Serão dois dias de paralisação, 22 e 23. Amanhã, 22, os professores farão um ato público em frente ao prédio da Secretaria de Estado da Educação (Seed), às 8h. Já na quinta-feira, 23, se reunirão em assembleia no Instituto Histórico e Geográfico, a partir das 15h, para definir novos encaminhamentos das reivindicações.
Segundo o Sintese, o Governo tem descumprido a lei do piso, contrariando decisão do Supremo Tribunal Federal. Para este ano o vencimento inicial ser de R$ 1.567, porém o valor real é de R$ 1.187, referente a 2011.
O sindicato insiste que o Estado tem condições de pagar esse reajuste. De acordo com levantamentos feitos pela entidade, só foram utilizados 20% dos recursos do Fundeb e, garante, verificou-se incoerência entre os dados apresentados pelas secretarias da Educação e da Fazenda.
Sefaz
A Secretaria da Fazenda, que faz parte do grupo de negociação, afirma que o diálogo sempre esteve aberto com a categoria, porém, o Sintese entende que o diálogo é o Governo aceitar as propostas e não o acordo entre as partes. “O Governo paga o piso. Mas, o Sintese exige que o Governo estenda esse reajuste para todos os níveis, o que a lei não obriga. A lei vigente indica que o piso dos professores seja para quem está entrando no Magistério. E é nesse sentido que o Governo diverge do sindicato”, disse o assessor de comunicação, Helber Andrade.

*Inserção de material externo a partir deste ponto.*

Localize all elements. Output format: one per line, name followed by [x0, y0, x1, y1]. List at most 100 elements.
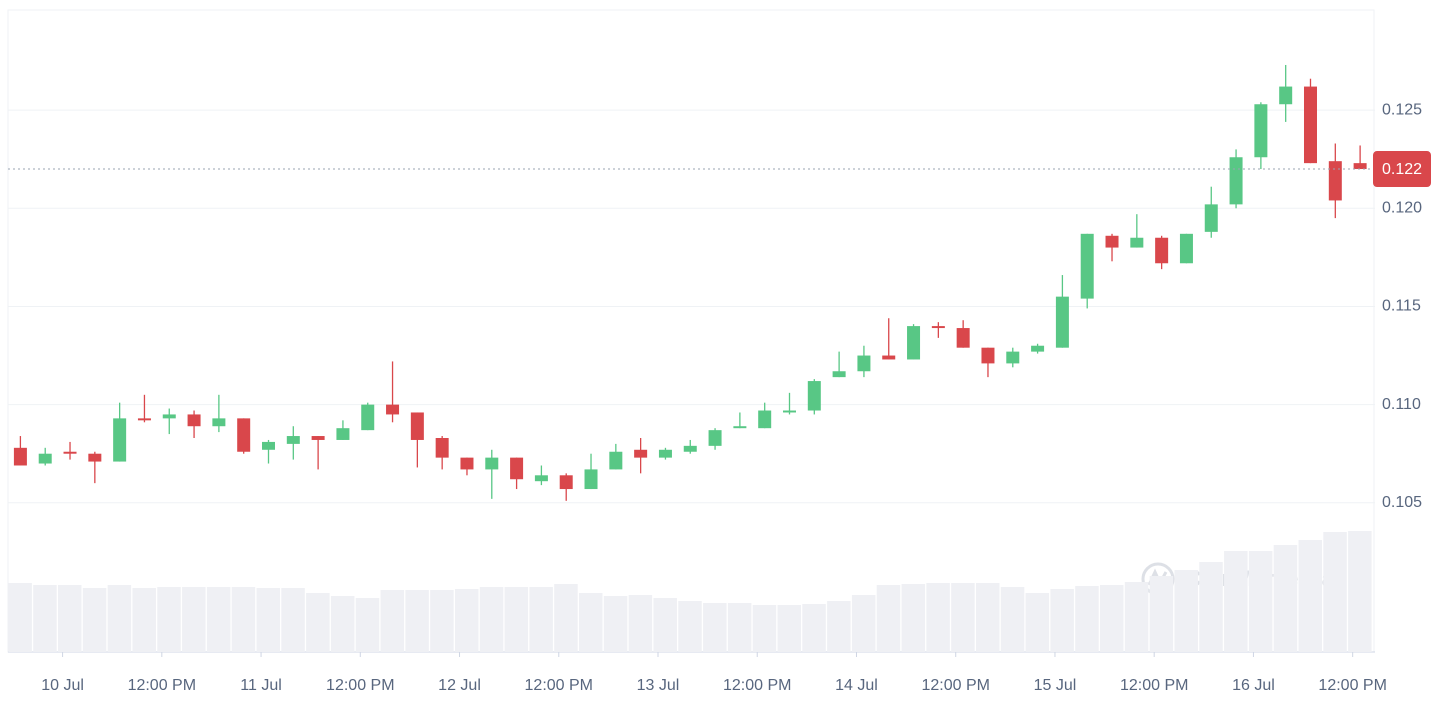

Ainda de acordo com ele, não há condições de estender o reajuste para todos os níveis da carreira, devido ao percentual exigido pelo Sintese, em torno de 30%,
“Só esse percentual vai onerar a folha, é muito mais do que o reajuste para todos os funcionários públicos do Estado. Iria inviabilizar totalmente as finanças do Estado. É muito mais do que o Governo dá de reajuste ao servidor público estadual, que ainda está pra ser definido”, afirma.
Andrade alegou ainda que o Estado extrapolaria o limite máximo da Lei de Responsabilidade Fiscal, os demais servidores não receberiam nada e haveria necessidade de empréstimos.